Figure 2.

Expression of Drosophila matrix metalloproteinase, Mmp2, in fat bodies is specific in activating the IMD pathway in vivo. (A) Expression of Mmp2 in female adult fat bodies (YP1-GAL4) resulted in a marked increase in Diptericin mRNA production in the absence of bacterial infection. Northern blot was performed as described above. Two independent transgenic lines carrying Mmp1, Mmp1^C93A or Mmp2 transgene inserted on either chromosome II or III were tested. No bacteria were used in these experiments to induce IMD activation. AMP production was examined by northern blots (panel 1). The relative levels of AMP expression, Diptericin/rp49 and Drosomycin/rp49, are quantified by bar graphs in MMP-expressing flies (panels 2 and 3).
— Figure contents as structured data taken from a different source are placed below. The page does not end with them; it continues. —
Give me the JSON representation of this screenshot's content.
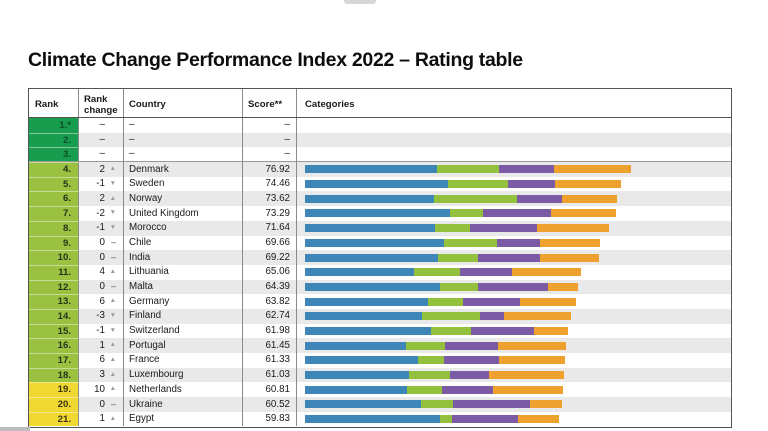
{
  "page": {
    "title": "Climate Change Performance Index 2022 – Rating table"
  },
  "icons": {
    "up_arrow": "▲",
    "down_arrow": "▼",
    "no_change": "–"
  },
  "colors": {
    "tier_top": "#189c4d",
    "tier_high": "#9ac140",
    "tier_medium": "#f0d832",
    "seg_blue": "#3e86b8",
    "seg_green": "#94c13d",
    "seg_purple": "#7c5ba5",
    "seg_orange": "#efa12f",
    "row_stripe": "#e9e9e9"
  },
  "table": {
    "headers": {
      "rank": "Rank",
      "rank_change": "Rank change",
      "country": "Country",
      "score": "Score**",
      "categories": "Categories"
    },
    "rows": [
      {
        "rank": "1.*",
        "change": "–",
        "dir": "",
        "country": "–",
        "score": "–",
        "tier": "top",
        "segments": null
      },
      {
        "rank": "2.",
        "change": "–",
        "dir": "",
        "country": "–",
        "score": "–",
        "tier": "top",
        "segments": null
      },
      {
        "rank": "3.",
        "change": "–",
        "dir": "",
        "country": "–",
        "score": "–",
        "tier": "top",
        "segments": null
      },
      {
        "rank": "4.",
        "change": "2",
        "dir": "up",
        "country": "Denmark",
        "score": "76.92",
        "tier": "high",
        "segments": [
          31.2,
          14.6,
          13.0,
          18.1
        ]
      },
      {
        "rank": "5.",
        "change": "-1",
        "dir": "down",
        "country": "Sweden",
        "score": "74.46",
        "tier": "high",
        "segments": [
          33.8,
          14.2,
          11.1,
          15.4
        ]
      },
      {
        "rank": "6.",
        "change": "2",
        "dir": "up",
        "country": "Norway",
        "score": "73.62",
        "tier": "high",
        "segments": [
          30.5,
          19.4,
          10.8,
          12.9
        ]
      },
      {
        "rank": "7.",
        "change": "-2",
        "dir": "down",
        "country": "United Kingdom",
        "score": "73.29",
        "tier": "high",
        "segments": [
          34.2,
          7.8,
          16.1,
          15.2
        ]
      },
      {
        "rank": "8.",
        "change": "-1",
        "dir": "down",
        "country": "Morocco",
        "score": "71.64",
        "tier": "high",
        "segments": [
          30.8,
          8.1,
          15.8,
          17.0
        ]
      },
      {
        "rank": "9.",
        "change": "0",
        "dir": "none",
        "country": "Chile",
        "score": "69.66",
        "tier": "high",
        "segments": [
          32.8,
          12.5,
          10.1,
          14.3
        ]
      },
      {
        "rank": "10.",
        "change": "0",
        "dir": "none",
        "country": "India",
        "score": "69.22",
        "tier": "high",
        "segments": [
          31.4,
          9.5,
          14.5,
          13.8
        ]
      },
      {
        "rank": "11.",
        "change": "4",
        "dir": "up",
        "country": "Lithuania",
        "score": "65.06",
        "tier": "high",
        "segments": [
          25.7,
          10.9,
          12.3,
          16.2
        ]
      },
      {
        "rank": "12.",
        "change": "0",
        "dir": "none",
        "country": "Malta",
        "score": "64.39",
        "tier": "high",
        "segments": [
          31.8,
          9.1,
          16.4,
          7.1
        ]
      },
      {
        "rank": "13.",
        "change": "6",
        "dir": "up",
        "country": "Germany",
        "score": "63.82",
        "tier": "high",
        "segments": [
          28.9,
          8.3,
          13.6,
          13.0
        ]
      },
      {
        "rank": "14.",
        "change": "-3",
        "dir": "down",
        "country": "Finland",
        "score": "62.74",
        "tier": "high",
        "segments": [
          27.5,
          13.8,
          5.5,
          15.9
        ]
      },
      {
        "rank": "15.",
        "change": "-1",
        "dir": "down",
        "country": "Switzerland",
        "score": "61.98",
        "tier": "high",
        "segments": [
          29.7,
          9.5,
          14.8,
          8.0
        ]
      },
      {
        "rank": "16.",
        "change": "1",
        "dir": "up",
        "country": "Portugal",
        "score": "61.45",
        "tier": "high",
        "segments": [
          23.8,
          9.3,
          12.4,
          16.0
        ]
      },
      {
        "rank": "17.",
        "change": "6",
        "dir": "up",
        "country": "France",
        "score": "61.33",
        "tier": "high",
        "segments": [
          26.7,
          6.1,
          12.9,
          15.6
        ]
      },
      {
        "rank": "18.",
        "change": "3",
        "dir": "up",
        "country": "Luxembourg",
        "score": "61.03",
        "tier": "high",
        "segments": [
          24.5,
          9.7,
          9.1,
          17.7
        ]
      },
      {
        "rank": "19.",
        "change": "10",
        "dir": "up",
        "country": "Netherlands",
        "score": "60.81",
        "tier": "medium",
        "segments": [
          24.0,
          8.4,
          11.9,
          16.5
        ]
      },
      {
        "rank": "20.",
        "change": "0",
        "dir": "none",
        "country": "Ukraine",
        "score": "60.52",
        "tier": "medium",
        "segments": [
          27.3,
          7.5,
          18.2,
          7.5
        ]
      },
      {
        "rank": "21.",
        "change": "1",
        "dir": "up",
        "country": "Egypt",
        "score": "59.83",
        "tier": "medium",
        "segments": [
          31.8,
          2.8,
          15.6,
          9.6
        ]
      }
    ]
  }
}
Note that Mmp2 expression induced robust IMD activation whereas the Mmp1 did not. (B) Mmp2 mutant larvae have a normal IMD response in response to E. coli infection. Two hundred wild-type and Mmp2 mutant larvae at the first and second instar stage were treated with or without E. coli for six hours. The northern analysis was performed as described (panel 1). The relative levels of AMP expression, Diptericin/rp49, in response to infection are quantified by bar graph. (C) Expression of Mmp1^C93A under the control of Cg-GAL4 resulted in tissue histolysis (holes), internal tissue damage and subsequent lethality, suggesting that Mmp1^C93A is an active MMP. However, no melanization reaction was observed. The expression of extracellular PGRP domain-deleted receptor, PGRP-LC-I, is known to drive melanization reaction in the absence of an infection, and it was used as a control.